Maxwell let himself in and threw his hat randomly down the hall. Humming to himself, he trotted up the stairs, all ready for half an hour or so of illicit modelling. Bridles were a bitch at the best of times and he needed to be moderately awake to get them right. The whingeing Corporal Morley’s, he just knew would be worse than usual. As he passed the sitting room door, something unusual caught his eye. It was, he would almost be prepared to bet, the sight of his Good Lady, curled up on the sofa reading a book, with Metternich curled up similarly leaning on her legs. The cat wasn’t reading, but otherwise their looks of contentment were identical.
He stuck his head round the door.
‘Hello?’
They both looked up. One of them said, ‘Oh, hello. It’s you.’
‘Have a care,’ he said, going into the room and sprawling in a chair. It was the line delivered by murder victims without number on daytime television. ‘I’ll have to shoot you if you’re not careful. What are you doing here?’
‘Likewise,’ she said. She was particularly honed on the clichés, having just pigged out on a double dose of Murder She Wrote. ‘As a matter of fact,’ she straightened up, dislodging Metternich, who growled at her and half-heartedly flexed his claws. ‘As a matter of fact, I am waiting for you. We are to go sleuthing.’
He sat up and looked at her askance. ‘I beg your pardon?’
‘Sleuthing. Henry Hall’s specific instructions. I am to sleuth and I am to take you with me.’
‘Hang on a second.’ He went to the window and looked out. ‘No, no flying pigs. The moon is up already and it doesn’t look blue.’ He turned to her. ‘What’s going on?’
‘Apparently,’ she put the book down, ‘there have been reliable sightings of some hoodies near the sites of both murders and Henry wants us to check out the gangs in Leighford.’
Maxwell swept his hands down his body with a flourish. ‘No problem, I’ll fit right in,’ he said. ‘Just let me listen to some gangsta rap and get back to the silly walk. Perhaps I could give Ross Kemp a call?’
‘I think he means you might know
these kids. I told him you don’t know every kid in Leighford, but…’
‘I can save us a cold night out,’ he said, suddenly remembering. ‘I broke up a little light mugging activity the other night. The night we found the body, as a matter of fact. And I didn’t know those kids. Although I seem to remember that one of them knew me. There’s no reason to suppose they were the ones, but it proves your point.’
‘We’ll have to go out for a while, Max,’ she said. ‘I can’t make up all of a report. And Henry did ask for your help. Sort of.’
‘Yes, he did,’ Maxwell conceded. ‘Something of a red-letter day. But only as grass. Stoolie. Nark.’

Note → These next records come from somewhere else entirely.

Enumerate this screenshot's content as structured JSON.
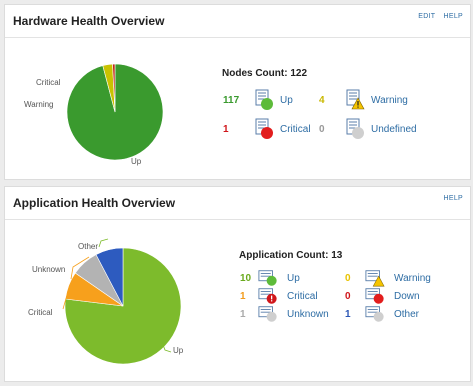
{
  "hardware": {
    "title": "Hardware Health Overview",
    "links": [
      "EDIT",
      "HELP"
    ],
    "pie_labels": {
      "critical": "Critical",
      "warning": "Warning",
      "up": "Up"
    },
    "count_title": "Nodes Count: 122",
    "statuses": [
      {
        "count": "117",
        "label": "Up",
        "color": "#3a9a2e"
      },
      {
        "count": "4",
        "label": "Warning",
        "color": "#c9b800"
      },
      {
        "count": "1",
        "label": "Critical",
        "color": "#d0161b"
      },
      {
        "count": "0",
        "label": "Undefined",
        "color": "#999999"
      }
    ]
  },
  "application": {
    "title": "Application Health Overview",
    "links": [
      "HELP"
    ],
    "pie_labels": {
      "other": "Other",
      "unknown": "Unknown",
      "critical": "Critical",
      "up": "Up"
    },
    "count_title": "Application Count: 13",
    "statuses": [
      {
        "count": "10",
        "label": "Up",
        "color": "#6aaa1e"
      },
      {
        "count": "0",
        "label": "Warning",
        "color": "#e8c300"
      },
      {
        "count": "1",
        "label": "Critical",
        "color": "#f29b1d"
      },
      {
        "count": "0",
        "label": "Down",
        "color": "#d0161b"
      },
      {
        "count": "1",
        "label": "Unknown",
        "color": "#aaaaaa"
      },
      {
        "count": "1",
        "label": "Other",
        "color": "#2c57b5"
      }
    ]
  },
  "chart_data": [
    {
      "type": "pie",
      "categories": [
        "Up",
        "Warning",
        "Critical",
        "Undefined"
      ],
      "values": [
        117,
        4,
        1,
        0
      ],
      "colors": [
        "#3a9a2e",
        "#c9c200",
        "#c0281c",
        "#bbbbbb"
      ]
    },
    {
      "type": "pie",
      "categories": [
        "Up",
        "Critical",
        "Unknown",
        "Other"
      ],
      "values": [
        10,
        1,
        1,
        1
      ],
      "colors": [
        "#7dbb2c",
        "#f7a01c",
        "#b3b3b3",
        "#2d5bbf"
      ]
    }
  ]
}
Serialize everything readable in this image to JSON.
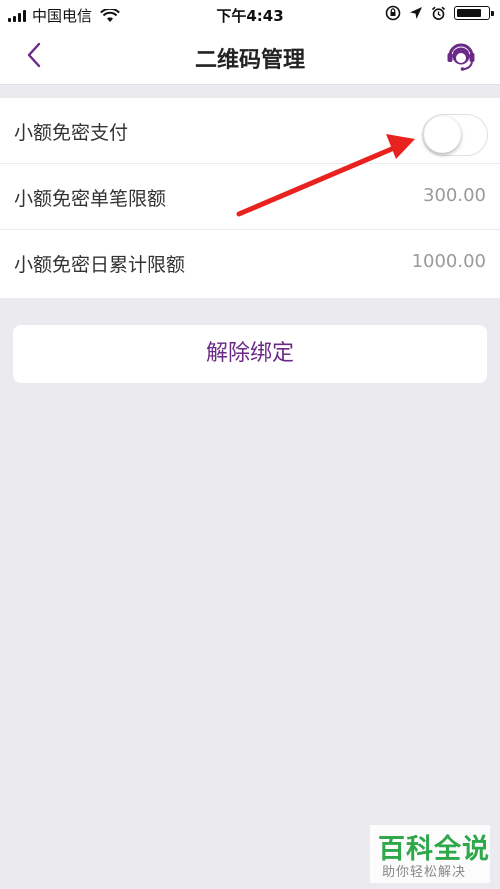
{
  "status_bar": {
    "carrier": "中国电信",
    "time": "下午4:43"
  },
  "nav": {
    "title": "二维码管理",
    "back_icon": "chevron-left-icon",
    "service_icon": "customer-service-icon"
  },
  "settings": [
    {
      "label": "小额免密支付",
      "type": "toggle",
      "enabled": false
    },
    {
      "label": "小额免密单笔限额",
      "value": "300.00"
    },
    {
      "label": "小额免密日累计限额",
      "value": "1000.00"
    }
  ],
  "unbind_button": {
    "label": "解除绑定"
  },
  "watermark": {
    "title": "百科全说",
    "subtitle": "助你轻松解决"
  },
  "colors": {
    "accent": "#6b2a87",
    "background": "#ebebef",
    "annotation_arrow": "#e8231f"
  }
}
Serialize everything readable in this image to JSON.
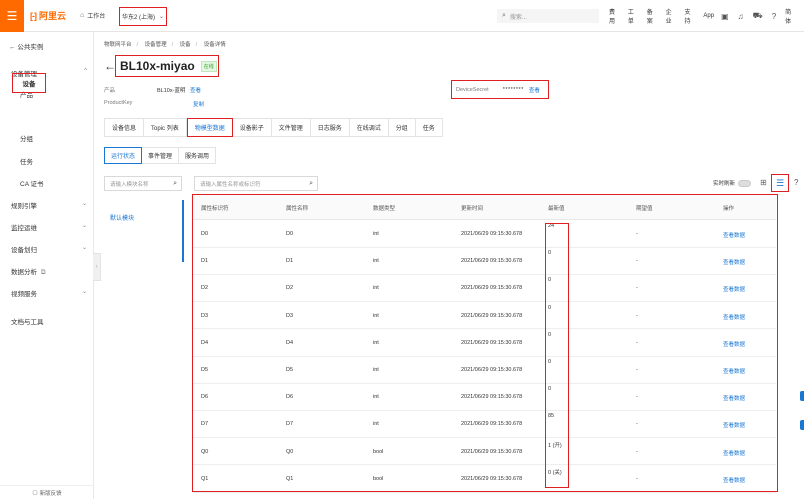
{
  "topbar": {
    "logo_text": "阿里云",
    "workbench": "工作台",
    "region": "华东2 (上海)",
    "search_placeholder": "搜索...",
    "nav": [
      "费用",
      "工单",
      "备案",
      "企业",
      "支持",
      "App"
    ],
    "lang": "简体"
  },
  "sidebar": {
    "back": "公共实例",
    "group_device_mgmt": "设备管理",
    "items": [
      "产品",
      "设备",
      "分组",
      "任务",
      "CA 证书"
    ],
    "active_item": "设备",
    "groups": [
      "规则引擎",
      "监控运维",
      "设备划归",
      "数据分析",
      "视频服务",
      "文档与工具"
    ],
    "footer": "新版反馈"
  },
  "breadcrumb": [
    "物联网平台",
    "设备管理",
    "设备",
    "设备详情"
  ],
  "device": {
    "name": "BL10x-miyao",
    "status": "在线",
    "product_label": "产品",
    "product_value": "BL10x-蓝明",
    "product_link": "查看",
    "productkey_label": "ProductKey",
    "productkey_link": "复制",
    "secret_label": "DeviceSecret",
    "secret_mask": "********",
    "secret_link": "查看"
  },
  "tabs": [
    "设备信息",
    "Topic 列表",
    "物模型数据",
    "设备影子",
    "文件管理",
    "日志服务",
    "在线调试",
    "分组",
    "任务"
  ],
  "active_tab": "物模型数据",
  "subtabs": [
    "运行状态",
    "事件管理",
    "服务调用"
  ],
  "active_subtab": "运行状态",
  "module_search_placeholder": "请输入模块名称",
  "attr_search_placeholder": "请输入属性名称或标识符",
  "realtime_label": "实时刷新",
  "module": "默认模块",
  "table": {
    "headers": [
      "属性标识符",
      "属性名称",
      "数据类型",
      "更新时间",
      "最新值",
      "期望值",
      "操作"
    ],
    "rows": [
      [
        "D0",
        "D0",
        "int",
        "2021/06/29 09:15:30.678",
        "24",
        "-",
        "查看数据"
      ],
      [
        "D1",
        "D1",
        "int",
        "2021/06/29 09:15:30.678",
        "0",
        "-",
        "查看数据"
      ],
      [
        "D2",
        "D2",
        "int",
        "2021/06/29 09:15:30.678",
        "0",
        "-",
        "查看数据"
      ],
      [
        "D3",
        "D3",
        "int",
        "2021/06/29 09:15:30.678",
        "0",
        "-",
        "查看数据"
      ],
      [
        "D4",
        "D4",
        "int",
        "2021/06/29 09:15:30.678",
        "0",
        "-",
        "查看数据"
      ],
      [
        "D5",
        "D5",
        "int",
        "2021/06/29 09:15:30.678",
        "0",
        "-",
        "查看数据"
      ],
      [
        "D6",
        "D6",
        "int",
        "2021/06/29 09:15:30.678",
        "0",
        "-",
        "查看数据"
      ],
      [
        "D7",
        "D7",
        "int",
        "2021/06/29 09:15:30.678",
        "85",
        "-",
        "查看数据"
      ],
      [
        "Q0",
        "Q0",
        "bool",
        "2021/06/29 09:15:30.678",
        "1 (开)",
        "-",
        "查看数据"
      ],
      [
        "Q1",
        "Q1",
        "bool",
        "2021/06/29 09:15:30.678",
        "0 (关)",
        "-",
        "查看数据"
      ]
    ]
  }
}
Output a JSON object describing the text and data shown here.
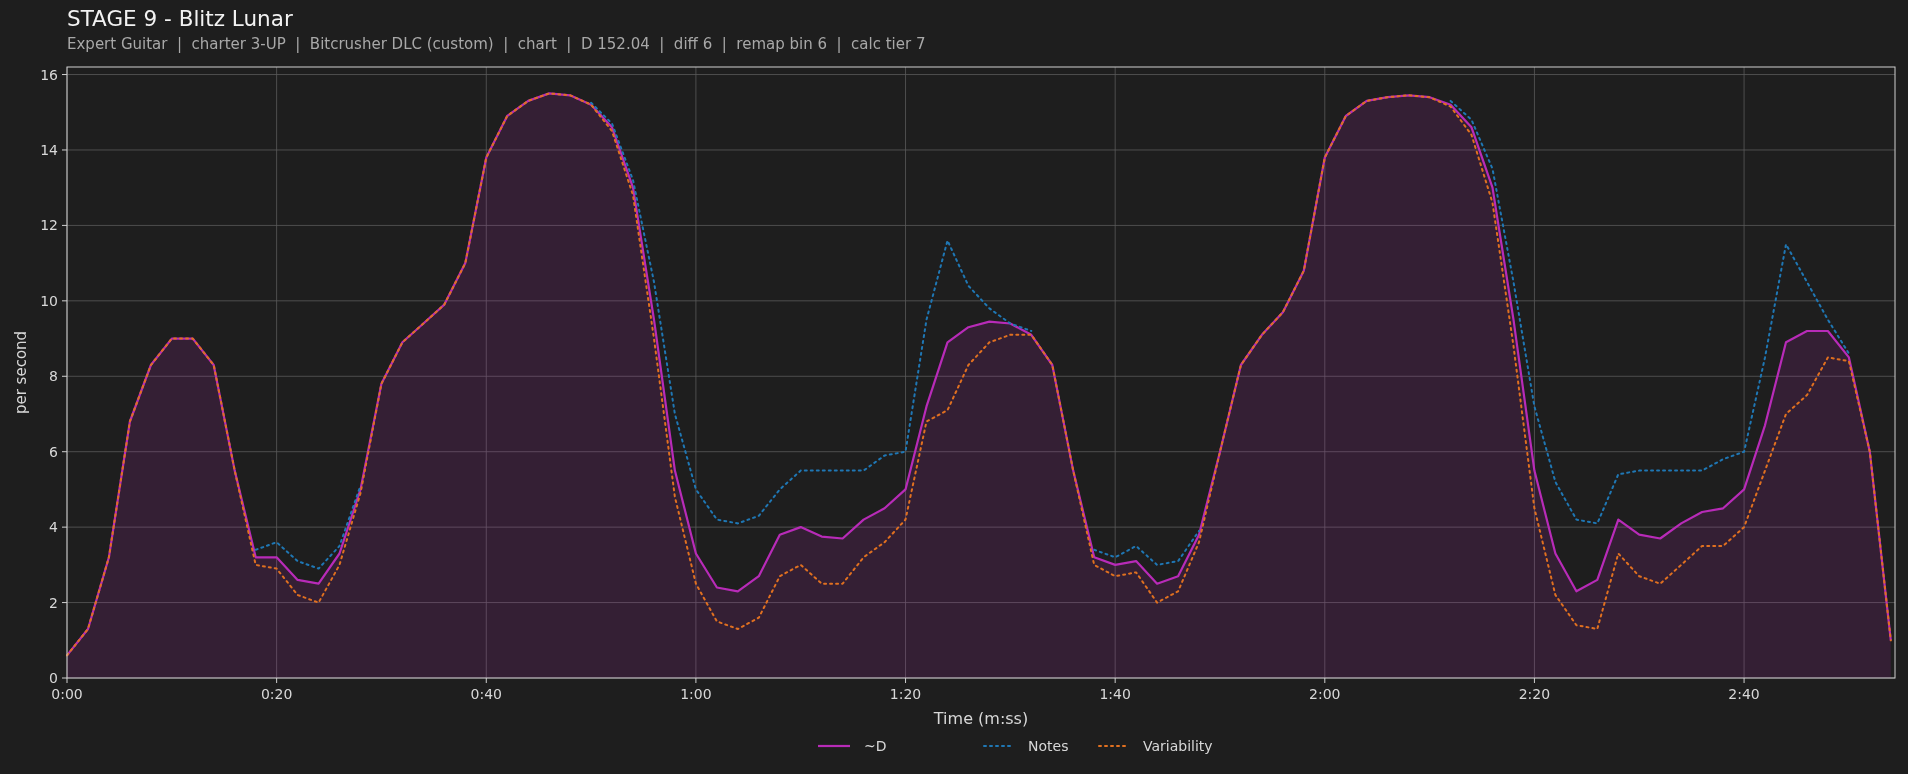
{
  "header": {
    "title": "STAGE 9 - Blitz Lunar",
    "subtitle": "Expert Guitar  |  charter 3-UP  |  Bitcrusher DLC (custom)  |  chart  |  D 152.04  |  diff 6  |  remap bin 6  |  calc tier 7"
  },
  "chart": {
    "chart_data": {
      "type": "line",
      "xlabel": "Time (m:ss)",
      "ylabel": "per second",
      "grid": true,
      "legend": true,
      "x": [
        0,
        2,
        4,
        6,
        8,
        10,
        12,
        14,
        16,
        18,
        20,
        22,
        24,
        26,
        28,
        30,
        32,
        34,
        36,
        38,
        40,
        42,
        44,
        46,
        48,
        50,
        52,
        54,
        56,
        58,
        60,
        62,
        64,
        66,
        68,
        70,
        72,
        74,
        76,
        78,
        80,
        82,
        84,
        86,
        88,
        90,
        92,
        94,
        96,
        98,
        100,
        102,
        104,
        106,
        108,
        110,
        112,
        114,
        116,
        118,
        120,
        122,
        124,
        126,
        128,
        130,
        132,
        134,
        136,
        138,
        140,
        142,
        144,
        146,
        148,
        150,
        152,
        154,
        156,
        158,
        160,
        162,
        164,
        166,
        168,
        170,
        172,
        174
      ],
      "series": [
        {
          "name": "~D",
          "type": "area",
          "color": "#b82bb8",
          "line_style": "solid",
          "values": [
            0.6,
            1.3,
            3.2,
            6.8,
            8.3,
            9.0,
            9.0,
            8.3,
            5.5,
            3.2,
            3.2,
            2.6,
            2.5,
            3.3,
            5.0,
            7.8,
            8.9,
            9.4,
            9.9,
            11.0,
            13.8,
            14.9,
            15.3,
            15.5,
            15.45,
            15.2,
            14.6,
            13.0,
            9.5,
            5.5,
            3.3,
            2.4,
            2.3,
            2.7,
            3.8,
            4.0,
            3.75,
            3.7,
            4.2,
            4.5,
            5.0,
            7.2,
            8.9,
            9.3,
            9.45,
            9.4,
            9.1,
            8.3,
            5.5,
            3.2,
            3.0,
            3.1,
            2.5,
            2.7,
            3.8,
            6.0,
            8.3,
            9.1,
            9.7,
            10.8,
            13.8,
            14.9,
            15.3,
            15.4,
            15.45,
            15.4,
            15.2,
            14.6,
            13.0,
            9.5,
            5.5,
            3.3,
            2.3,
            2.6,
            4.2,
            3.8,
            3.7,
            4.1,
            4.4,
            4.5,
            5.0,
            6.7,
            8.9,
            9.2,
            9.2,
            8.5,
            6.0,
            1.0
          ]
        },
        {
          "name": "Notes",
          "type": "line",
          "color": "#1f77b4",
          "line_style": "dotted",
          "values": [
            null,
            null,
            null,
            null,
            null,
            null,
            null,
            null,
            null,
            3.4,
            3.6,
            3.1,
            2.9,
            3.5,
            5.1,
            null,
            null,
            null,
            null,
            null,
            null,
            null,
            null,
            null,
            null,
            15.25,
            14.7,
            13.2,
            10.5,
            7.0,
            5.0,
            4.2,
            4.1,
            4.3,
            5.0,
            5.5,
            5.5,
            5.5,
            5.5,
            5.9,
            6.0,
            9.5,
            11.6,
            10.4,
            9.8,
            9.4,
            9.2,
            null,
            null,
            3.4,
            3.2,
            3.5,
            3.0,
            3.1,
            3.9,
            null,
            null,
            null,
            null,
            null,
            null,
            null,
            null,
            null,
            null,
            null,
            15.3,
            14.8,
            13.5,
            10.5,
            7.2,
            5.2,
            4.2,
            4.1,
            5.4,
            5.5,
            5.5,
            5.5,
            5.5,
            5.8,
            6.0,
            8.5,
            11.5,
            10.5,
            9.5,
            8.6,
            null,
            null
          ]
        },
        {
          "name": "Variability",
          "type": "line",
          "color": "#e07020",
          "line_style": "dotted",
          "values": [
            0.6,
            1.3,
            3.2,
            6.8,
            8.3,
            9.0,
            9.0,
            8.3,
            5.5,
            3.0,
            2.9,
            2.2,
            2.0,
            3.0,
            4.9,
            7.8,
            8.9,
            9.4,
            9.9,
            11.0,
            13.8,
            14.9,
            15.3,
            15.5,
            15.45,
            15.2,
            14.5,
            12.8,
            9.0,
            4.8,
            2.5,
            1.5,
            1.3,
            1.6,
            2.7,
            3.0,
            2.5,
            2.5,
            3.2,
            3.6,
            4.2,
            6.8,
            7.1,
            8.3,
            8.9,
            9.1,
            9.1,
            8.3,
            5.5,
            3.0,
            2.7,
            2.8,
            2.0,
            2.3,
            3.6,
            6.0,
            8.3,
            9.1,
            9.7,
            10.8,
            13.8,
            14.9,
            15.3,
            15.4,
            15.45,
            15.4,
            15.15,
            14.4,
            12.6,
            8.8,
            4.5,
            2.2,
            1.4,
            1.3,
            3.3,
            2.7,
            2.5,
            3.0,
            3.5,
            3.5,
            4.0,
            5.5,
            7.0,
            7.5,
            8.5,
            8.4,
            6.0,
            1.0
          ]
        }
      ],
      "xlim": [
        0,
        174.4
      ],
      "ylim": [
        0,
        16.2
      ],
      "xticks": [
        {
          "value": 0,
          "label": "0:00"
        },
        {
          "value": 20,
          "label": "0:20"
        },
        {
          "value": 40,
          "label": "0:40"
        },
        {
          "value": 60,
          "label": "1:00"
        },
        {
          "value": 80,
          "label": "1:20"
        },
        {
          "value": 100,
          "label": "1:40"
        },
        {
          "value": 120,
          "label": "2:00"
        },
        {
          "value": 140,
          "label": "2:20"
        },
        {
          "value": 160,
          "label": "2:40"
        }
      ],
      "yticks": [
        0,
        2,
        4,
        6,
        8,
        10,
        12,
        14,
        16
      ]
    }
  }
}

She walked over to him and pulled him to his feet. She put her arms around him and hugged him tight. ‘My grannie told me about The Sweeney,’ she laughed. ‘John Thaw and Dennis Waterman running around randomly hitting people. I feel as if I’m living in an episode sometimes. Without the hitting, of course.’
‘Shut it,’ Maxwell snarled, Regan to the life.
‘Let’s go,’ she said, ‘before I forget what I said about the hitting.’
Chapter Nine
Brushed clean of sand, the mobile phone sat in the middle of a boffin’s bench in the SOCO lab, perched under the eaves of Police Headquarters in Chichester, one of those square, vast buildings they’d put up when Lord Trenchard ran the Met and despite there being millions of unemployed, at least Police Headquarters served to remind everybody that Mr Baldwin was at No 10 and God was in His heaven.
It was a Nokia so bog standard that it was currently available in supermarkets as a pay-as-you-go for free if you bought your recommended five portions of fruit or vegetables in one go. Since the kids thought that meant tomato sauce and baked beans, it was even cheaper. Its one concession to individuality was a small purple star hanging from a loop at the bottom corner. A be-gloved technician called Angus was poking it with the end of a pen.
‘Well?’ Henry Hall was tapping the edge of the bench testily. ‘What does it tell us?’ Hall knew better than anyone that if murders weren’t solved in the first three days, chances were they wouldn’t be solved at all.